Критики считают эту процедуру образцовым примером сбора данных , поскольку интенсивные вычисления часто являются неадекватной заменой знаний в предметной области. Кроме того, результаты пошаговой регрессии часто используются неправильно, не корректируя их при выборе модели. В частности, скандалом была названа практика подбора окончательно выбранной модели так, как будто никакого выбора модели не было, а также представление оценок и доверительных интервалов так, как если бы для них была справедлива теория наименьших квадратов. [ 7 ] Широкое распространение неправильного использования и наличие альтернатив, таких как ансамблевое обучение , оставление всех переменных в модели или использование экспертной оценки для определения соответствующих переменных, привели к призывам полностью избегать пошагового выбора модели. [ 5 ]
См. также
[ редактировать ]- Парадокс Фридмана
- Логистическая регрессия
- Регрессия по наименьшему углу
- Бритва Оккама
- Проверка регрессии
- Лассо (статистика)
Ссылки
[ редактировать ]- ^ Эфроймсон, Массачусетс (1960) «Множественный регрессионный анализ», Математические методы для цифровых компьютеров, Ралстон А. и Уилф, Х.С. (ред.), Уайли, Нью-Йорк.
- ^ Хокинг, Р.Р. (1976) «Анализ и выбор переменных в линейной регрессии», Биометрия, 32.
- ^ Дрейпер Н. и Смит Х. (1981) Прикладной регрессионный анализ, 2-е издание, Нью-Йорк: John Wiley & Sons, Inc.
- ^ SAS Institute Inc. (1989) Руководство пользователя SAS/STAT, версия 6, четвертое издание, том 2, Кэри, Северная Каролина: SAS Institute Inc.
- ^ Jump up to: а б Флом, П.Л. и Касселл, Д.Л. (2007) «Поэтапная остановка: почему пошаговые и подобные методы выбора плохи и что вам следует использовать», NESUG, 2007.
- ^ Харрелл, Ф.Е. (2001) «Стратегии регрессионного моделирования: с применением к линейным моделям, логистической регрессии и анализу выживания», Springer-Verlag, Нью-Йорк.
- ^ Jump up to: а б Чатфилд, К. (1995) «Неопределенность модели, интеллектуальный анализ данных и статистический вывод», JR Statist. Соц. А 158, Часть 3, стр. 419–466.
- ^ Эфрон, Б. и Тибширани, Р.Дж. (1998) «Введение в начальную загрузку», Chapman & Hall/CRC.
- ^ Проекты Бокса-Бенкена на основе справочника по инженерной статистике NIST .

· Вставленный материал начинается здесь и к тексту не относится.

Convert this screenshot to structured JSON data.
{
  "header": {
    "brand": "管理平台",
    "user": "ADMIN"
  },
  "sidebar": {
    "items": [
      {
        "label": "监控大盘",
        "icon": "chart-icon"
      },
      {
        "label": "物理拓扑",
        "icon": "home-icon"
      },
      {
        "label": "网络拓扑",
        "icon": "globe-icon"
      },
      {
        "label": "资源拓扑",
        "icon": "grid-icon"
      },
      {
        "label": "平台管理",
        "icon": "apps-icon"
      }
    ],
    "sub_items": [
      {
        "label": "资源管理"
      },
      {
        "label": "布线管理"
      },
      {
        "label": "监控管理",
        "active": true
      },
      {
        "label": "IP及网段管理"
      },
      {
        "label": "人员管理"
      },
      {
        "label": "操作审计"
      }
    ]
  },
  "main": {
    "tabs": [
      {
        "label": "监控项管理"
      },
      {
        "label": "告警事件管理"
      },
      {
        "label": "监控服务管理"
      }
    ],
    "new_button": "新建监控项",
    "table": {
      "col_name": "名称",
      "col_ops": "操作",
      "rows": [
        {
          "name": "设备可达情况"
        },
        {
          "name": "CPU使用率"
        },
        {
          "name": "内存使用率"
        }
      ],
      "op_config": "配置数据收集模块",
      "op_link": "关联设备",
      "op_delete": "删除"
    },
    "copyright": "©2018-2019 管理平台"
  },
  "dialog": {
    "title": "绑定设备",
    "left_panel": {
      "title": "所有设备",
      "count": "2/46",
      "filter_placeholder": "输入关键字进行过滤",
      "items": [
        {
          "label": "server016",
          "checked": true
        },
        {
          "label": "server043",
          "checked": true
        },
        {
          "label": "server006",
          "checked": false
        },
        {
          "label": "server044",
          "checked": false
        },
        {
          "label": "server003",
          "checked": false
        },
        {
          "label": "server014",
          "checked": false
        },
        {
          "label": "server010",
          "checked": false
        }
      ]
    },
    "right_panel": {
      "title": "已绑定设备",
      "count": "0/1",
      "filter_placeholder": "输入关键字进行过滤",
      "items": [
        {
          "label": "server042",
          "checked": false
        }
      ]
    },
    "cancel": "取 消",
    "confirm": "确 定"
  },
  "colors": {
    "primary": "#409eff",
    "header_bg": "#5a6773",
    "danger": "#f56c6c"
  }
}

- ^ Эфроймсон, Массачусетс (1960) «Множественный регрессионный анализ». Ралстон А. и Уилф Х.С., редакторы, «Математические методы для цифровых компьютеров». Уайли.
- ^ Кнехт, WR. (2005). Готовность пилота к взлету в условиях неблагоприятной погоды, Часть II: Предыдущее переобучение с помощью пошаговой логистической регрессии вперед . (Технический отчет DOT/FAA/AM-O5/15 ). Федеральное управление гражданской авиации
- ^ Фостер, Дин П. и Джордж, Эдвард И. (1994). Критерий инфляции риска для множественной регрессии. Анналы статистики , 22 (4). 1947–1975. дои : 10.1214/aos/1176325766
- ^ Донохо, Дэвид Л. и Джонстон, Джайн М. (1994). Идеальная пространственная адаптация за счет вейвлет-усадки. Биометрика , 81 (3): 425–455. два : 10.1093/biomet/81.3.425
- ^ Марк, Джонатан и Голдберг, Майкл А. (2001). Множественный регрессионный анализ и массовая оценка: обзор проблем. Оценочный журнал , январь, 89–109.
- ^ Майерс, Дж. Х., и Форги, EW (1963). Разработка систем числовой кредитной оценки. Журнал Американской статистической ассоциации, 58 (303; сентябрь), 799–806.
- ^ Ренчер, AC, и Pun, FC (1980). Инфляция R² в регрессии лучшего подмножества. Технометрика, 22, 49–54.
- ^ Копас, Дж. Б. (1983). Регрессия, прогнозирование и сокращение. Дж. Рой. Статист. Соц. Серия Б, 45, 311–354.
- ^ Уилкинсон, Л., и Даллал, GE (1981). Критерии значимости в регрессии прямого выбора с правилом F-для входа в остановку. Технометрика, 23, 377–380.
- ^ Гурвич, CM и CL Цай. 1990. Влияние выбора модели на выводы в линейной регрессии. Американский статистик 44: 214–217.
- ^ Роекер, Эллен Б. (1991). Ошибка прогноза и ее оценка для подмножества выбранных моделей. Технометрика, 33 , 459–468.